Residents Bonnie Kutch and Judy Murphy say they are all for responsible density in their University City neighborhood, but their frustrations with the plan for the area are about as sky high as its proposed two 40-story towers and one 20-story tower.
"This is not smart growth," Kutch said. "This is poor planning — very poor planning."
"They are not representing their constituents. They are catering to the developers," Murphy said.
Greg Suen is the owner of Hillcrest Pawn. He says he sees the pros and the cons.
"I don’t want Hillcrest to turn into another downtown," Suen said. "I assume more people living around here and more walking traffic, so people might come in and check out or stuff. Maybe our sales and maybe our business will go up."
Some who are in favor of the plans said they want to make sure there’s affordable housing that is built when the new developments are established.

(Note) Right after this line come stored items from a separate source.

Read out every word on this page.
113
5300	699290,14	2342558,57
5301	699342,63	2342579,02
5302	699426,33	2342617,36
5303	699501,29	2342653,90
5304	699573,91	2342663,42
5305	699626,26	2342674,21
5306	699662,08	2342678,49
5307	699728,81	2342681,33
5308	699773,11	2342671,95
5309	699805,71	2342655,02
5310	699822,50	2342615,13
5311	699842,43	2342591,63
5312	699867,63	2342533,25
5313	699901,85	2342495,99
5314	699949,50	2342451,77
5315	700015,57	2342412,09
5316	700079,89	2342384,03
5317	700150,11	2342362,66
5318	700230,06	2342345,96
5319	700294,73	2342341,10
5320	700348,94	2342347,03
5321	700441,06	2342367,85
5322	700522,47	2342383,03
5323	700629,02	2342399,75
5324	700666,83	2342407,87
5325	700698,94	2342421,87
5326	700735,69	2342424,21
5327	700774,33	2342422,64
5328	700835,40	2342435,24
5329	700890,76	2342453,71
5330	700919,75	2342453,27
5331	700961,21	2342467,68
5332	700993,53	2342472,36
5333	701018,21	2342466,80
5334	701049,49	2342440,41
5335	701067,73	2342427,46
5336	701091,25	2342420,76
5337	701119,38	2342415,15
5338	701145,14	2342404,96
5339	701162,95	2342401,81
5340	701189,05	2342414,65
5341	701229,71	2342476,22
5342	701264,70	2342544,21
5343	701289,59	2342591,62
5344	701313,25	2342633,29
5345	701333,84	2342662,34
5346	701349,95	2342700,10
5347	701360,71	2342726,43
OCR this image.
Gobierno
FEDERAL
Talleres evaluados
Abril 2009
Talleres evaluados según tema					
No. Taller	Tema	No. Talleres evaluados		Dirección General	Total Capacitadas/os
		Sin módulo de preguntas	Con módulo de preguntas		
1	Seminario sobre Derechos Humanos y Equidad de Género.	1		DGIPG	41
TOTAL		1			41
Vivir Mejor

“If you build some affordable housing in your unit, you can get incentives to build more housing or setbacks or other waivers or incentives, so there are many provisions in the law for affordable housing, but right now, today, we’re just talking about the need for housing period,” Moore said.
Both community plans also detail pedestrian, bicycle and transit infrastructure improvements and ask for more places where people can meet and walk.
As part of the projects, Governor Drive in University City could lose a lane in both directions. Over in Hillcrest, parts of University Avenue and Robinson Avenue would be reduced to one-way streets.